The regulator, unveiling its monthly economic developments report for August, said: “Preliminary evidence suggests that monthly tourism output maintained signs of a slow recovery, albeit continuing to face headwinds, owing to the ongoing globally imposed travel restrictions related to the COVID-19 pandemic.
“Nonetheless, domestic demand continued to provide support to the vacation rental market. Initial data from the Ministry of Tourism indicated that total visitor arrivals by first port of entry expanded to 183,270 in July from just 23,820 in the corresponding period of 2020, as international borders were reopened, although with imposed restrictions.
“Leading this outcome, air arrivals strengthened to 133,811 from 15,355 in the previous year, representing 76 percent of the arrivals recorded in 2019. In addition, sea traffic increased to 49,459, compared to a mere 8,465 in the preceding year, as the uptick in cruise bookings persisted and more ships and ports resume activity.”
The Central Bank continued: “Disaggregated by major market, total arrivals to New Providence rose to 118,797 from 7,899 in the same period of 2020. Contributing to this outturn, the air and sea segments measured 101,524 and 17,273, respectively.
“Similarly, foreign arrivals to Grand Bahama increased to 11,638, extending the volume of 1,854 registered a year earlier, as sea and air arrivals amounted to 8,689 and 2,949, respectively. Further, total traffic to the Family Islands grew to 52,835 from 14,067 in the prior year, attributed to respective improvements in the air and sea segments, of 29,338 and 23,497.”

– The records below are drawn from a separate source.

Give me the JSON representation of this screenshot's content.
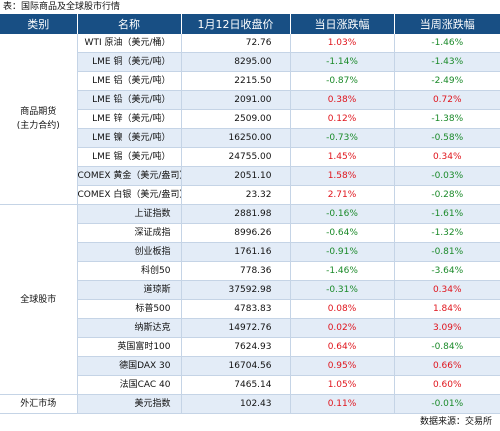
{
  "caption": "表：国际商品及全球股市行情",
  "headers": [
    "类别",
    "名称",
    "1月12日收盘价",
    "当日涨跌幅",
    "当周涨跌幅"
  ],
  "groups": [
    {
      "category": "商品期货\n(主力合约)",
      "rows": [
        {
          "name": "WTI 原油（美元/桶）",
          "price": "72.76",
          "day": "1.03%",
          "week": "-1.46%"
        },
        {
          "name": "LME 铜（美元/吨）",
          "price": "8295.00",
          "day": "-1.14%",
          "week": "-1.43%"
        },
        {
          "name": "LME 铝（美元/吨）",
          "price": "2215.50",
          "day": "-0.87%",
          "week": "-2.49%"
        },
        {
          "name": "LME 铅（美元/吨）",
          "price": "2091.00",
          "day": "0.38%",
          "week": "0.72%"
        },
        {
          "name": "LME 锌（美元/吨）",
          "price": "2509.00",
          "day": "0.12%",
          "week": "-1.38%"
        },
        {
          "name": "LME 镍（美元/吨）",
          "price": "16250.00",
          "day": "-0.73%",
          "week": "-0.58%"
        },
        {
          "name": "LME 锡（美元/吨）",
          "price": "24755.00",
          "day": "1.45%",
          "week": "0.34%"
        },
        {
          "name": "COMEX 黄金（美元/盎司）",
          "price": "2051.10",
          "day": "1.58%",
          "week": "-0.03%"
        },
        {
          "name": "COMEX 白银（美元/盎司）",
          "price": "23.32",
          "day": "2.71%",
          "week": "-0.28%"
        }
      ]
    },
    {
      "category": "全球股市",
      "rows": [
        {
          "name": "上证指数",
          "price": "2881.98",
          "day": "-0.16%",
          "week": "-1.61%"
        },
        {
          "name": "深证成指",
          "price": "8996.26",
          "day": "-0.64%",
          "week": "-1.32%"
        },
        {
          "name": "创业板指",
          "price": "1761.16",
          "day": "-0.91%",
          "week": "-0.81%"
        },
        {
          "name": "科创50",
          "price": "778.36",
          "day": "-1.46%",
          "week": "-3.64%"
        },
        {
          "name": "道琼斯",
          "price": "37592.98",
          "day": "-0.31%",
          "week": "0.34%"
        },
        {
          "name": "标普500",
          "price": "4783.83",
          "day": "0.08%",
          "week": "1.84%"
        },
        {
          "name": "纳斯达克",
          "price": "14972.76",
          "day": "0.02%",
          "week": "3.09%"
        },
        {
          "name": "英国富时100",
          "price": "7624.93",
          "day": "0.64%",
          "week": "-0.84%"
        },
        {
          "name": "德国DAX 30",
          "price": "16704.56",
          "day": "0.95%",
          "week": "0.66%"
        },
        {
          "name": "法国CAC 40",
          "price": "7465.14",
          "day": "1.05%",
          "week": "0.60%"
        }
      ]
    },
    {
      "category": "外汇市场",
      "rows": [
        {
          "name": "美元指数",
          "price": "102.43",
          "day": "0.11%",
          "week": "-0.01%"
        }
      ]
    }
  ],
  "footer": "数据来源：交易所",
  "colors": {
    "header_bg": "#184f84",
    "up": "#e0141c",
    "down": "#1b8a2a",
    "stripe": "#e3ecf7"
  }
}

Turning to the first eight months of 2021, the Central Bank added: “On a year-to-date basis, total arrivals reduced by 65.5 percent, surpassing the 61.8 percent decrease registered a year earlier, which had included healthy first quarter activity.

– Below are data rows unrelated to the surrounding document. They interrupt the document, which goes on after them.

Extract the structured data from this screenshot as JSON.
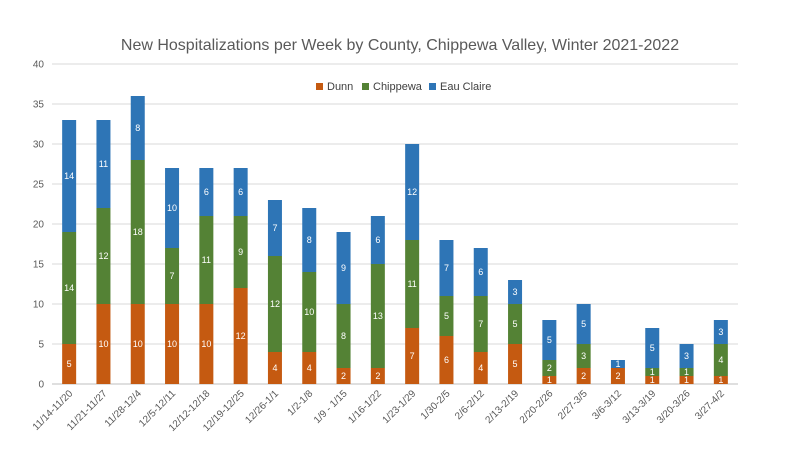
{
  "chart_data": {
    "type": "bar",
    "stacked": true,
    "title": "New Hospitalizations per Week by County, Chippewa Valley, Winter 2021-2022",
    "xlabel": "",
    "ylabel": "",
    "ylim": [
      0,
      40
    ],
    "yticks": [
      0,
      5,
      10,
      15,
      20,
      25,
      30,
      35,
      40
    ],
    "grid": true,
    "legend_position": "top",
    "categories": [
      "11/14-11/20",
      "11/21-11/27",
      "11/28-12/4",
      "12/5-12/11",
      "12/12-12/18",
      "12/19-12/25",
      "12/26-1/1",
      "1/2-1/8",
      "1/9 - 1/15",
      "1/16-1/22",
      "1/23-1/29",
      "1/30-2/5",
      "2/6-2/12",
      "2/13-2/19",
      "2/20-2/26",
      "2/27-3/5",
      "3/6-3/12",
      "3/13-3/19",
      "3/20-3/26",
      "3/27-4/2"
    ],
    "series": [
      {
        "name": "Dunn",
        "color": "#C55A11",
        "values": [
          5,
          10,
          10,
          10,
          10,
          12,
          4,
          4,
          2,
          2,
          7,
          6,
          4,
          5,
          1,
          2,
          2,
          1,
          1,
          1
        ]
      },
      {
        "name": "Chippewa",
        "color": "#548235",
        "values": [
          14,
          12,
          18,
          7,
          11,
          9,
          12,
          10,
          8,
          13,
          11,
          5,
          7,
          5,
          2,
          3,
          0,
          1,
          1,
          4
        ]
      },
      {
        "name": "Eau Claire",
        "color": "#2E75B6",
        "values": [
          14,
          11,
          8,
          10,
          6,
          6,
          7,
          8,
          9,
          6,
          12,
          7,
          6,
          3,
          5,
          5,
          1,
          5,
          3,
          3
        ]
      }
    ]
  }
}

“Notable cruise business was more materially absent, with a 92.3 percent reduction in sea traffic, exceeding the 59.6 percent contraction in 2020. In contrast, air arrivals recovered by 34.6 percent, opposing the 68.4 percent fall-off recorded in the previous year, as all major markets registered positive movements during the review period.”

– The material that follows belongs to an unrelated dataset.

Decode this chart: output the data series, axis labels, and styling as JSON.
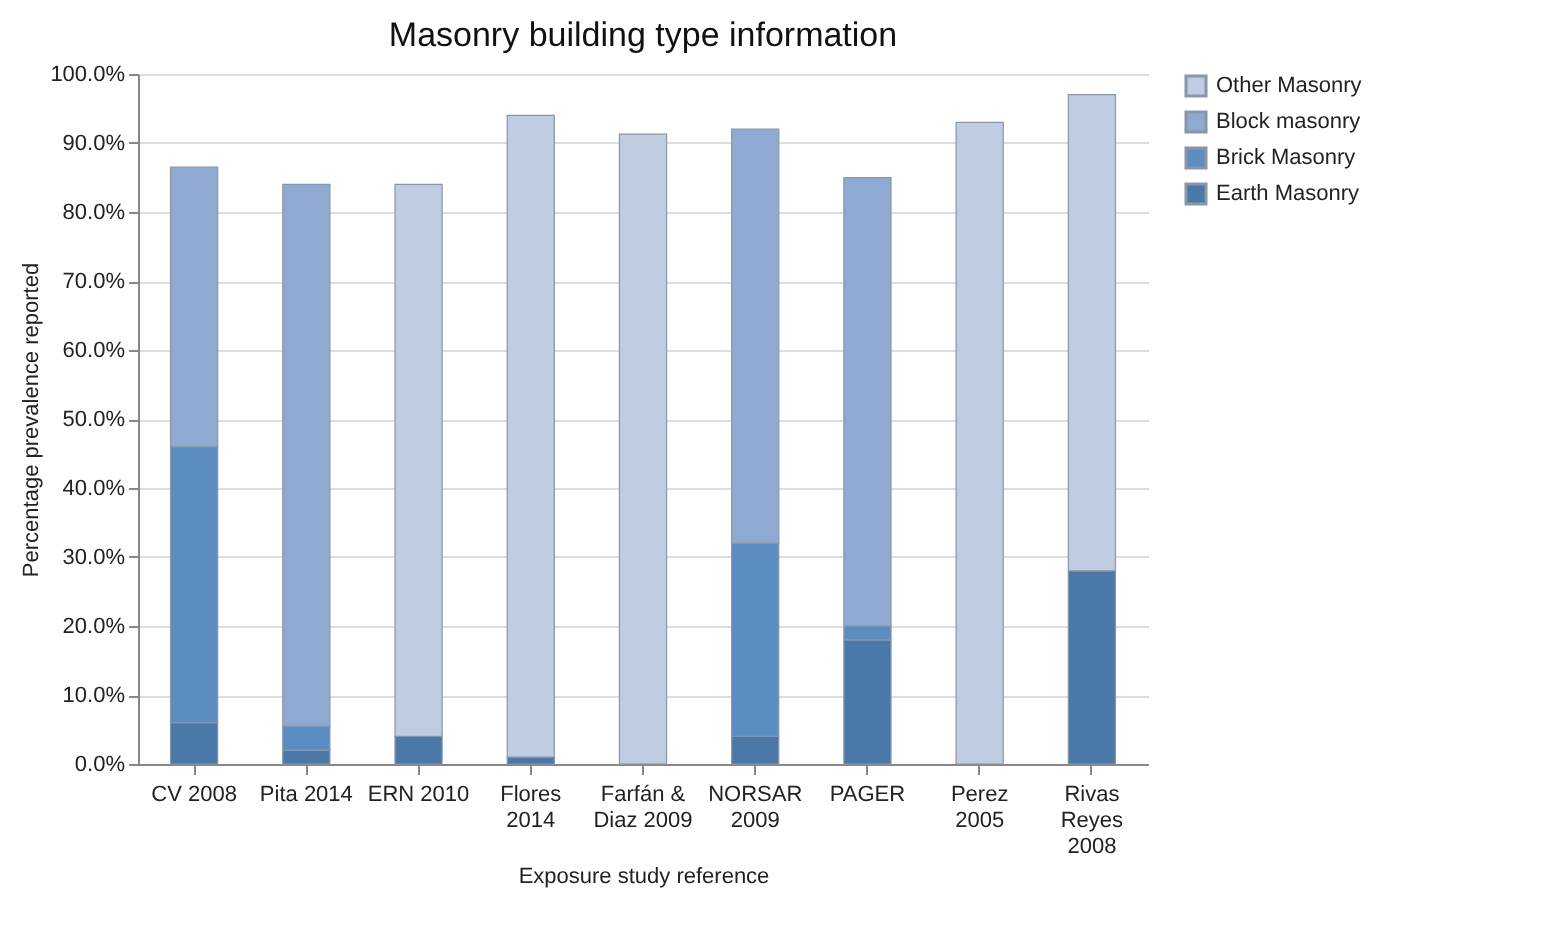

As for the vacation rental market, the banking regulator said: “In the vacation rental market, the latest data from AirDNA showed that the decrease in demand for short-term rentals moderated during the month of August. Specifically, the reduction in total room nights sold slowed to 27.8 percent, compared to 47.7 percent in the corresponding period of the preceding year.”
This saw “declines in bookings for both hotel comparable and entire place listings easing to 20.1 percent and 28.6 percent, respectively, from 38.2 percent and 48.8 percent a year earlier.
“Price indicators improved year-over-year, as the average daily room rate (ADR) increased for hotel comparable and entire place listings, by 23.2 percent and by 18.7 percent, to $174.78 and $484.42, respectively,” the Central Bank said.
“On a year-to-date basis, total room nights sold firmed by 38.8 percent, reflecting respective gains in bookings for entire place and hotel comparable listings to 41 percent and 21.7 percent. Meanwhile, pricing data revealed that the ADR grew for both entire place and hotel comparable listings, by 16.1 percent and by 11.4 percent, to $478.25 and $170.29, respectively.”
Shifting to the data provided by the Nassau Airport Development Company (NAD) on departures from Lynden Pindling International Airport (LPIA), the Central Bank said total departures - net of domestic passengers - rose to 101,530 in August compared to a modest 2,139 in the same month of 2020, reflecting the economy and border re-opening.
“In particular, US departures advanced to 94,166 from just 1,074 in the prior year, while non-US departures increased to 7,364 from a mere 1,065 in the preceding year. On a year-to-date basis, outward bound traffic recovered by 24 percent following a decline of 68.5 percent last year,” the Central Bank said.
“In particular, US departures grew by 41.1 percent after a 69.7 percent fall-off in the previous year. In contrast, the reduction in non-US departures extended to 63.4 percent from 60.8 percent in the prior year.”